New bill threatens gun owners with juvenile criminal record

Rep. Steve Israel (D-NY) introduced a bill on the House floor that would limit those with a juvenile criminal record from ever owning a firearm. (Photo: Evan Vucci, AP)

Rep. Steve Israel (D-NY) introduced a bill on the House floor that would limit those with a juvenile criminal record from ever owning a firearm. (Photo: Evan Vucci, AP)

A new bill hit the House floor late last week that would affect potential gun owners with a prior, juvenile criminal record.

The bill, H.R. 6052, introduced by Rep. Steve Israel (D-NY) to the House Committee on the Judiciary would amend the federal firearms code to “prohibit possession of a firearm by persons adjudicated to committed violent juvenile acts.”

Under current federal firearms code, adults previously convicted of a juvenile violent act — physical violence, burglary, arson, extortion— in which they would have received a sentence of one year or more are prohibited from purchasing a gun under the code.

The proposed bill would ditch the one year requirement, meaning that any juvenile violent offense would prevent individuals from future gun ownership.
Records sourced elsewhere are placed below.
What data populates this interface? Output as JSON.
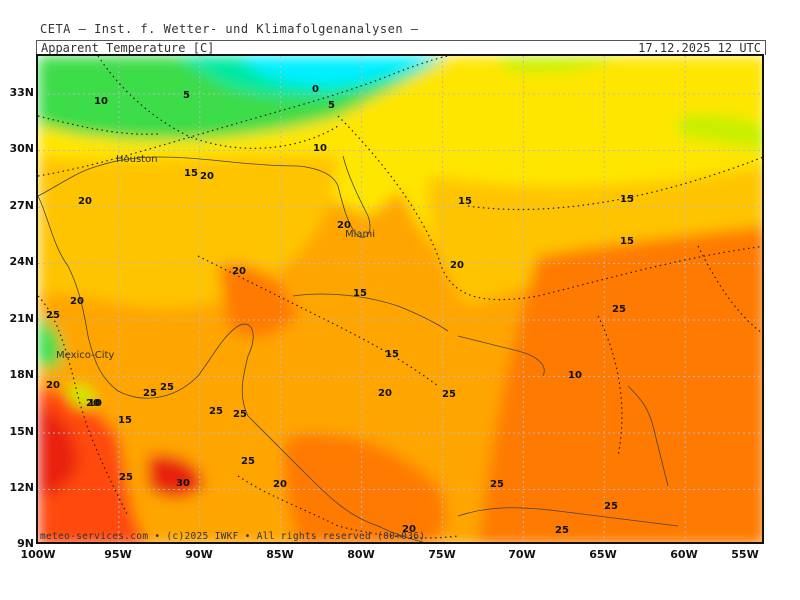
{
  "header": {
    "source": "CETA — Inst. f. Wetter- und Klimafolgenanalysen —",
    "parameter": "Apparent Temperature [C]",
    "valid_time": "17.12.2025 12 UTC"
  },
  "footer": "meteo-services.com • (c)2025 IWKF • All rights reserved (00+036)",
  "colors": {
    "cyan": "#00f0ff",
    "green": "#3ddc4a",
    "yellow_green": "#c8f000",
    "yellow": "#ffe600",
    "light_orange": "#ffc400",
    "orange": "#ffa500",
    "dark_orange": "#ff7a00",
    "red_orange": "#ff4a10",
    "red": "#e82010"
  },
  "axes": {
    "lat_labels": [
      "33N",
      "30N",
      "27N",
      "24N",
      "21N",
      "18N",
      "15N",
      "12N",
      "9N"
    ],
    "lon_labels": [
      "100W",
      "95W",
      "90W",
      "85W",
      "80W",
      "75W",
      "70W",
      "65W",
      "60W",
      "55W"
    ]
  },
  "cities": [
    {
      "name": "Houston"
    },
    {
      "name": "Miami"
    },
    {
      "name": "Mexico-City"
    }
  ],
  "contour_labels": [
    "10",
    "5",
    "0",
    "5",
    "10",
    "15",
    "20",
    "20",
    "15",
    "15",
    "20",
    "15",
    "20",
    "20",
    "15",
    "25",
    "20",
    "25",
    "15",
    "10",
    "20",
    "20",
    "25",
    "25",
    "25",
    "25",
    "20",
    "25",
    "30",
    "25",
    "20",
    "25",
    "25",
    "25",
    "25",
    "20",
    "15",
    "10"
  ]
}
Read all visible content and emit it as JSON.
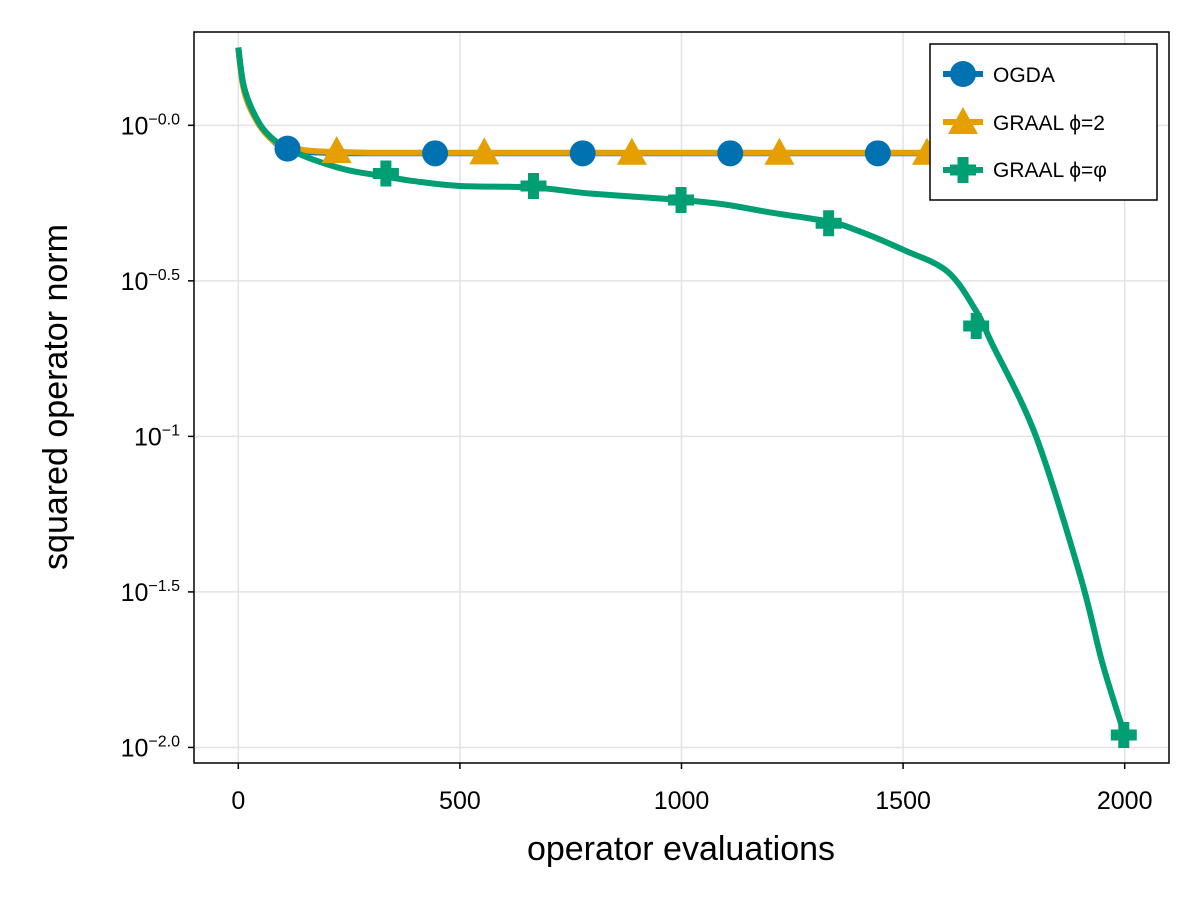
{
  "chart_data": {
    "type": "line",
    "title": "",
    "xlabel": "operator evaluations",
    "ylabel": "squared operator norm",
    "x_ticks": [
      {
        "value": 0,
        "label": "0"
      },
      {
        "value": 500,
        "label": "500"
      },
      {
        "value": 1000,
        "label": "1000"
      },
      {
        "value": 1500,
        "label": "1500"
      },
      {
        "value": 2000,
        "label": "2000"
      }
    ],
    "y_ticks": [
      {
        "value": 0.0,
        "base": "10",
        "exp": "−0.0"
      },
      {
        "value": -0.5,
        "base": "10",
        "exp": "−0.5"
      },
      {
        "value": -1.0,
        "base": "10",
        "exp": "−1"
      },
      {
        "value": -1.5,
        "base": "10",
        "exp": "−1.5"
      },
      {
        "value": -2.0,
        "base": "10",
        "exp": "−2.0"
      }
    ],
    "xlim": [
      -100,
      2100
    ],
    "ylim_log10": [
      -2.05,
      0.3
    ],
    "yscale": "log10",
    "grid": true,
    "legend_position": "top-right",
    "series": [
      {
        "name": "OGDA",
        "color": "#0072b2",
        "marker": "circle",
        "x": [
          0,
          10,
          25,
          50,
          75,
          100,
          150,
          200,
          300,
          500,
          800,
          1200,
          1600,
          2000
        ],
        "y_log10": [
          0.25,
          0.14,
          0.07,
          0.0,
          -0.045,
          -0.07,
          -0.085,
          -0.088,
          -0.09,
          -0.09,
          -0.09,
          -0.09,
          -0.09,
          -0.09
        ],
        "marker_x": [
          111,
          444,
          777,
          1110,
          1443
        ],
        "marker_y_log10": [
          -0.075,
          -0.09,
          -0.09,
          -0.09,
          -0.09
        ]
      },
      {
        "name": "GRAAL ϕ=2",
        "color": "#e69f00",
        "marker": "triangle",
        "x": [
          0,
          10,
          25,
          50,
          75,
          100,
          150,
          200,
          300,
          500,
          800,
          1200,
          1600,
          2000
        ],
        "y_log10": [
          0.25,
          0.13,
          0.06,
          -0.005,
          -0.045,
          -0.065,
          -0.08,
          -0.085,
          -0.088,
          -0.088,
          -0.088,
          -0.088,
          -0.088,
          -0.088
        ],
        "marker_x": [
          222,
          555,
          888,
          1221,
          1554
        ],
        "marker_y_log10": [
          -0.083,
          -0.087,
          -0.088,
          -0.088,
          -0.088
        ]
      },
      {
        "name": "GRAAL ϕ=φ",
        "color": "#009e73",
        "marker": "cross",
        "x": [
          0,
          10,
          25,
          50,
          75,
          100,
          150,
          200,
          250,
          333,
          400,
          500,
          666,
          800,
          1000,
          1100,
          1200,
          1333,
          1400,
          1500,
          1600,
          1666,
          1700,
          1800,
          1900,
          1950,
          2000
        ],
        "y_log10": [
          0.25,
          0.14,
          0.07,
          0.0,
          -0.04,
          -0.065,
          -0.1,
          -0.125,
          -0.145,
          -0.165,
          -0.18,
          -0.195,
          -0.2,
          -0.22,
          -0.24,
          -0.255,
          -0.28,
          -0.31,
          -0.34,
          -0.4,
          -0.47,
          -0.6,
          -0.7,
          -1.0,
          -1.45,
          -1.73,
          -1.96
        ],
        "marker_x": [
          333,
          666,
          999,
          1332,
          1665,
          1998
        ],
        "marker_y_log10": [
          -0.155,
          -0.195,
          -0.24,
          -0.315,
          -0.645,
          -1.96
        ]
      }
    ]
  }
}
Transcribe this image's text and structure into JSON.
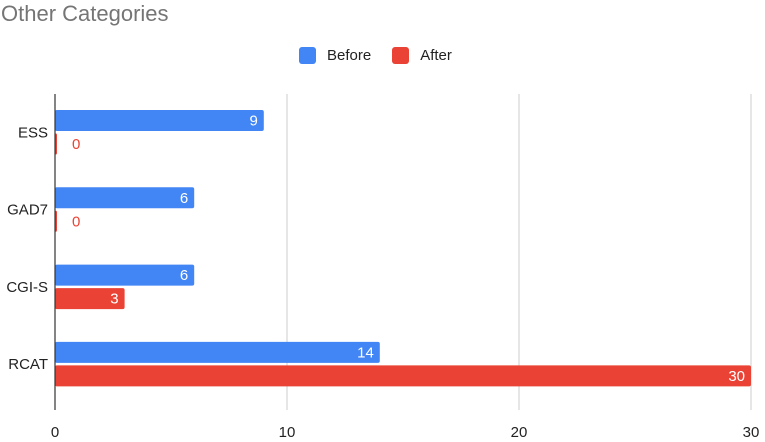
{
  "chart_data": {
    "type": "bar",
    "orientation": "horizontal",
    "title": "Other Categories",
    "categories": [
      "ESS",
      "GAD7",
      "CGI-S",
      "RCAT"
    ],
    "series": [
      {
        "name": "Before",
        "color": "#4285F4",
        "values": [
          9,
          6,
          6,
          14
        ]
      },
      {
        "name": "After",
        "color": "#EA4335",
        "values": [
          0,
          0,
          3,
          30
        ]
      }
    ],
    "xlim": [
      0,
      30
    ],
    "x_ticks": [
      0,
      10,
      20,
      30
    ],
    "grid": true,
    "legend_position": "top",
    "data_labels": true
  }
}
Under the federal process, minors attend adjudicated hearings in front of a judge in lieu of a trial before their peers. Depending on the specifics of a case, juvenile records can be sealed or expunged once the individual meets set-forth conditions and turns 18. If erased, it’s as if the arrest never happened and individuals may legally buy, possess and carry firearms in adulthood as they are no longer considered felons.

Israel, who holds a ‘F’ rating with the National Rifle Association, previously supported other gun control legislation, targeting 3D gun printing. In 2013, he attempted to add verbiage to the Undetectable Firearms Act that would eliminate fully plastic 3D guns. His addition did not pass.

The congressman also participated in the much-publicized Democratic sit-in back in June. The sit-in sought to force Republicans into precluding gun ownership for Americans placed on the Transportation Security Administration’s no-fly list.

“House Republicans have absolutely no defense on the issue … and we intend to use every single tool in our toolbox to force and even shame House Republicans into making it harder for terrorists to kill Americans,” Israel told Politico during the sit-in.

Israel and his compatriots made little progress on the issue, eventually ending the sit-in.

Israel is on the tail end of his Congressional run, choosing to retire at the end of 2016 instead of vying for re-election.